WHY POOLS EXIST
Solo mining a Bitcoin block today is a lottery — even an industrial farm might wait years between wins. Pools aggregate hashrate so miners earn a steady proportional share of rewards instead of waiting for a jackpot. The tradeoff: the pool operator, not the miner, gets to assemble each candidate block.
THE CENSORSHIP SURFACE
Because a handful of pools control most hashrate, whoever pressures those operators can effectively exclude transactions from Bitcoin. OFAC-flagged addresses, mixer outputs, and sanctioned wallets have all been quietly filtered by some pools — a centralization risk Satoshi's design did not anticipate.
WHAT V1 LOOKED LIKE
Stratum V1, introduced in 2012, became the de facto protocol pools use to dispatch work. It is unencrypted, unauthenticated, and gives the miner only a Merkle root — the miner cannot see, choose, or even know the transactions it is securing.
WHAT V2 CHANGES
Stratum V2 adds end-to-end encryption (preventing ISP-level hashrate hijacking) and introduces a Job Declarator role that lets the miner — not the pool — build the block template. The pool still distributes payouts, but transaction selection is pushed back to the edges of the network.
WHY 75% MATTERS
A protocol upgrade only changes behavior once the majority of hashpower runs it. At 75% adoption, censoring a transaction at the pool level no longer reliably keeps it out of a block — some miner in the pool can include it anyway.
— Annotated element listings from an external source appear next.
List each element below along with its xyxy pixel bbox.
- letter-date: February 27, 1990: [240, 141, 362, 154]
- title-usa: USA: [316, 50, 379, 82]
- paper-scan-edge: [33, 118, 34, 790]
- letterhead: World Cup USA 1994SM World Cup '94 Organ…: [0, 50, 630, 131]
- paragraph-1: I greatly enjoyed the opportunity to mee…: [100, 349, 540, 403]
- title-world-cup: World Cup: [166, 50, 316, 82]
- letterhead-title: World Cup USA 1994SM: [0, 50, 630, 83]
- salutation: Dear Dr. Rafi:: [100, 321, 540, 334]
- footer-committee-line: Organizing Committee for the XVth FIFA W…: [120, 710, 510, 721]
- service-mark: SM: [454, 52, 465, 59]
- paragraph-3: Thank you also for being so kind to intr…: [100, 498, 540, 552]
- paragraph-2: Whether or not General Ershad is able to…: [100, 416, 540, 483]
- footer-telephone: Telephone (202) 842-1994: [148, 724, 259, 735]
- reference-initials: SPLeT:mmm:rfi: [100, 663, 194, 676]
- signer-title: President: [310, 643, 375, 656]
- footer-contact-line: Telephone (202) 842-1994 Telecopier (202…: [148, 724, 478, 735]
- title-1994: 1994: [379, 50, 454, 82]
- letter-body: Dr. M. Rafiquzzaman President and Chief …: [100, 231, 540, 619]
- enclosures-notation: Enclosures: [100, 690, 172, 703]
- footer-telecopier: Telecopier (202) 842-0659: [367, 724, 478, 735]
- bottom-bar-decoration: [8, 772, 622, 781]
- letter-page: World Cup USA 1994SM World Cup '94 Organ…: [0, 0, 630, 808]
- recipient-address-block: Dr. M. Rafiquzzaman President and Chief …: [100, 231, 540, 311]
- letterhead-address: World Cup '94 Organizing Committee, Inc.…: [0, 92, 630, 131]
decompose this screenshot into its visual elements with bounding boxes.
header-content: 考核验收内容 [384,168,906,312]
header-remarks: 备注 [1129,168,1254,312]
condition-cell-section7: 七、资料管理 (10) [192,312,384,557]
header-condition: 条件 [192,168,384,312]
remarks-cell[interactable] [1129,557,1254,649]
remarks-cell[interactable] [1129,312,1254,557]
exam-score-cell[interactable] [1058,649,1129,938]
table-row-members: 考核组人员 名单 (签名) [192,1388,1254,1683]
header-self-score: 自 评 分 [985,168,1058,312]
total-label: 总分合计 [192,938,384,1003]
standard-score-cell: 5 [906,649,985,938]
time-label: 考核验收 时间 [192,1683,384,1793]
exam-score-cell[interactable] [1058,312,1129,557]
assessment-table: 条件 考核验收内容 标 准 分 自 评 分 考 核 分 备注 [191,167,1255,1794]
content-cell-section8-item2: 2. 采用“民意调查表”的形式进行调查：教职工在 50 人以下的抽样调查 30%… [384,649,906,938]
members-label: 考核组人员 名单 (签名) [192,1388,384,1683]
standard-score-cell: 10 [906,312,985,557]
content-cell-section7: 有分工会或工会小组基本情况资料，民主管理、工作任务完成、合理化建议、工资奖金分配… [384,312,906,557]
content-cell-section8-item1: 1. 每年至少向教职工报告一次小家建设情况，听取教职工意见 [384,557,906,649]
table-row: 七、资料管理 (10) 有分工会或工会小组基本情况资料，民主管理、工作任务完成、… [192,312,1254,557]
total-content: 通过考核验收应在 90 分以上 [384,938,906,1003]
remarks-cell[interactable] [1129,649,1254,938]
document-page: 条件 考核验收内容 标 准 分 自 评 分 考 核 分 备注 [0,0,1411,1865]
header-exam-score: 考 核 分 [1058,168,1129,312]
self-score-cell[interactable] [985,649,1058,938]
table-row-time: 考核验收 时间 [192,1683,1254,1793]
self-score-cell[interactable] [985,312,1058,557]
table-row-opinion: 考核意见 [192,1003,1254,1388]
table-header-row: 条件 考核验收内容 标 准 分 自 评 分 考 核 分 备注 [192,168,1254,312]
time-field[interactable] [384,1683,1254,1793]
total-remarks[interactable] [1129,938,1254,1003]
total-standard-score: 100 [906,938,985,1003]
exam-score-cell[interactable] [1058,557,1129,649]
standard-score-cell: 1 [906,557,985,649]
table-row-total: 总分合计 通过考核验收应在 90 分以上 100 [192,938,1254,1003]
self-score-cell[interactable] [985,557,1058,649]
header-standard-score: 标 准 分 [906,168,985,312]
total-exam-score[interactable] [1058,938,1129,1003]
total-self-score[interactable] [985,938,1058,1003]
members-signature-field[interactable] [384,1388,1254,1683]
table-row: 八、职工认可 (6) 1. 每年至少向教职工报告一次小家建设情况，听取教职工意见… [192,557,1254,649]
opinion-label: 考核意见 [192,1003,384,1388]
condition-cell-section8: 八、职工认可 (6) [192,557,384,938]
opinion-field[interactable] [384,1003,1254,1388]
The threshold turns censorship from a phone call into a coordination problem.
THE BROADER PATTERN
Bitcoin's threats have shifted from cryptographic to organizational. The hash function is unbroken; the elliptic curve is unbroken. What erodes the network is concentration — of pools, of ASIC manufacturing, of fiat on-ramps. Stratum V2 is the first major protocol response aimed squarely at the organizational layer.